(Originally published in the Merritt Herald)
© By Othmar Vohringer
Like everyone else in Merritt I followed the almost weekly reports in this newspaper about the sightings of bobcats, cougars and other wildlife in our city. I am also aware that some national media outlets reported on it with their typical sensationalized headlines, like “dangerous wildlife invades Merritt” or “Invasion of dangerous predators has people in Merritt on high alert”. However, I almost fell of my chair when a friend of mine in Germany emailed me, inquiring; “Are you alright?” My friend related to me that a German newspaper carried a similar story about Merritt being invaded by a large numbers of dangerous wildlife.
After I was done laughing I emailed my friend back, putting his mind at rest by letting him know that we are not in any danger here. I reminded him that I had worked half of my life with tigers, lions, leopards, and elephants and that it would take a lot more than the mere suspected sighting of a cougar to make me worried.

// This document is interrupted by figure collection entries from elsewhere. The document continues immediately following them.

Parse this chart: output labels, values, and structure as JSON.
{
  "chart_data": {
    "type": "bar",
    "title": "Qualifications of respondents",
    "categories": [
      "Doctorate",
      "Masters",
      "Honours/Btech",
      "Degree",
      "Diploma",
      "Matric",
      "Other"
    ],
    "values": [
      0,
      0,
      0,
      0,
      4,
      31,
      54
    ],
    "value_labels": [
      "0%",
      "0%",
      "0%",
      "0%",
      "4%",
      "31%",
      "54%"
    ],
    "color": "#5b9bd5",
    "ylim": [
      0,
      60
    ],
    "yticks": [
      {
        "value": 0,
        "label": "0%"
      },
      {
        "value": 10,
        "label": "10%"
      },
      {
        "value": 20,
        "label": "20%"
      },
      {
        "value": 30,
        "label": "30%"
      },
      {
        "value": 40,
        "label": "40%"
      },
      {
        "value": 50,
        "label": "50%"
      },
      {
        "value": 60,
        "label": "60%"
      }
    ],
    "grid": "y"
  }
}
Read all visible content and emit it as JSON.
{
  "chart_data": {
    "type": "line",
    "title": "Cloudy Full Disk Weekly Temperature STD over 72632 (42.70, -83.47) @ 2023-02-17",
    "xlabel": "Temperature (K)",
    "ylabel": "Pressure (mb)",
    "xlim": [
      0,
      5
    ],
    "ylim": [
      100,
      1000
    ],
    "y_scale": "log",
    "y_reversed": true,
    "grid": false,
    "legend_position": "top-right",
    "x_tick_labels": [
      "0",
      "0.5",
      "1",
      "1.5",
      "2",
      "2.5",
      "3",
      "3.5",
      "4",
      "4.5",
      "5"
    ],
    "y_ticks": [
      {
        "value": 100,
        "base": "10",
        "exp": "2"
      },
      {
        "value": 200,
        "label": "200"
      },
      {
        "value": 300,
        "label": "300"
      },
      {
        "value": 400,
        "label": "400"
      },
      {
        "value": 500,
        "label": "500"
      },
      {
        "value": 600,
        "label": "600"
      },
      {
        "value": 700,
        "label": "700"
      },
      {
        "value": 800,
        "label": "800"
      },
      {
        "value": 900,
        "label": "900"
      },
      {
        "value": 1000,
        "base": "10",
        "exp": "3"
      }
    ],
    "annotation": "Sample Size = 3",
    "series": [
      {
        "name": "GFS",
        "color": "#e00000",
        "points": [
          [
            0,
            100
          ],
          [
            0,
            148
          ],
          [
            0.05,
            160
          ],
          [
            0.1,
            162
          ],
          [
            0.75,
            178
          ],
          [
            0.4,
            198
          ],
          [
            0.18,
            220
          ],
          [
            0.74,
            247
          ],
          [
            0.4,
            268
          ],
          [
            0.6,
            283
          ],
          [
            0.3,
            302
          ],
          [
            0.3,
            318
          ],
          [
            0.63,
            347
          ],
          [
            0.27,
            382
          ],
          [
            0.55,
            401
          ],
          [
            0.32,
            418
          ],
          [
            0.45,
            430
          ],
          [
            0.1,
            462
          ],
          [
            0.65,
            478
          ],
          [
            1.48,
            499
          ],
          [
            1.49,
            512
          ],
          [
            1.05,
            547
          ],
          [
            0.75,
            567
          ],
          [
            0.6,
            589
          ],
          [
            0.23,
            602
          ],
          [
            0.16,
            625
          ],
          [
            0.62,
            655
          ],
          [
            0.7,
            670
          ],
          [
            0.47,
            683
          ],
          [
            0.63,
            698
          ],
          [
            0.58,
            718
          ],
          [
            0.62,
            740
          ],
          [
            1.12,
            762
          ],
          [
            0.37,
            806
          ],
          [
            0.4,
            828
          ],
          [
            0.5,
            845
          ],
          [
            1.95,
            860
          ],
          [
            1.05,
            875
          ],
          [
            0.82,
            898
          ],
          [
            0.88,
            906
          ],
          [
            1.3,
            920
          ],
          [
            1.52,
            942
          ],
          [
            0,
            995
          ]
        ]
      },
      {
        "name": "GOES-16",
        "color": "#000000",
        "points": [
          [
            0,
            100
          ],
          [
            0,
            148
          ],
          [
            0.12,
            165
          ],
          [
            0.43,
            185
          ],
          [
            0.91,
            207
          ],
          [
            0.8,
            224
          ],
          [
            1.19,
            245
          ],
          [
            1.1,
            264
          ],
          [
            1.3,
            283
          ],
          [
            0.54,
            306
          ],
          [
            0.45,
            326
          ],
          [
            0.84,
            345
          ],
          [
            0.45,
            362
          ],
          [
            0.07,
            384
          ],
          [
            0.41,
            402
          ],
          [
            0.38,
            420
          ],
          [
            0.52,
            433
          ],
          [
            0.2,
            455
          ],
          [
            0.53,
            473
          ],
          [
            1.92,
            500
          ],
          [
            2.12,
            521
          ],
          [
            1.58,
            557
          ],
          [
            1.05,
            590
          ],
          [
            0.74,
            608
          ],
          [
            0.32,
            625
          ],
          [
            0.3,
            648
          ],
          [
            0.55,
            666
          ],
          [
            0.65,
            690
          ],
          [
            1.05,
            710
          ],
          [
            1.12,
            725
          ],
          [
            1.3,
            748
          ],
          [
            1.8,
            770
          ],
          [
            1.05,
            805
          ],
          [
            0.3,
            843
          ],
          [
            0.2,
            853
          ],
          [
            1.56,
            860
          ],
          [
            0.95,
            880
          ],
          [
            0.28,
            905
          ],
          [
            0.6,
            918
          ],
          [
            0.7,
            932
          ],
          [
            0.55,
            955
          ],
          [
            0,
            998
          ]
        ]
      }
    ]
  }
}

Indeed, given my professional experience with cats of all sizes I think the hype we have been exposed to in the media is grossly exaggerated and may have caused unnecessary fear in our community. Let me explain. It is highly unlikely that the reported sighting of two cougars in Merritt actually were cougars. Puma concolor is an animal with an extremely solitary habit. This is true of all cat species with the exception of the African lion, however, the cougar has taken solitary living to such an extreme that a human could live an entire life in a cougar area without ever seeing one (alive). Pumas avoid contact with all other animals unless they hunt them for food and certainly avoid humans and their dwellings wherever possible. Cougar attacks on humans are extremely rare, and to my knowledge none occurred near human dwellings. In addition, many cougar sightings have been reported over the years in towns all across North America and most have been proven to be false alarms of mistaken identity.
Bobcats are another animal that is far overestimated when it comes to “endangering humans”. Like the Puma, bobcats are generally solitary living animals, but they don’t mind some proximity to humans. However, a human, even a small child, is far too big for them to take on as prey. There are no reports of bobcats attacking humans. Domestic feral cats are another story. Bobcats don’t like competition, and like any other wild cat they will chase other felines smaller than themselves in their territory away, or kill them. Come to think of it, I haven’t seen many feral cats in our back alley this winter. Maybe having a few bobcats around town is not so bad after all.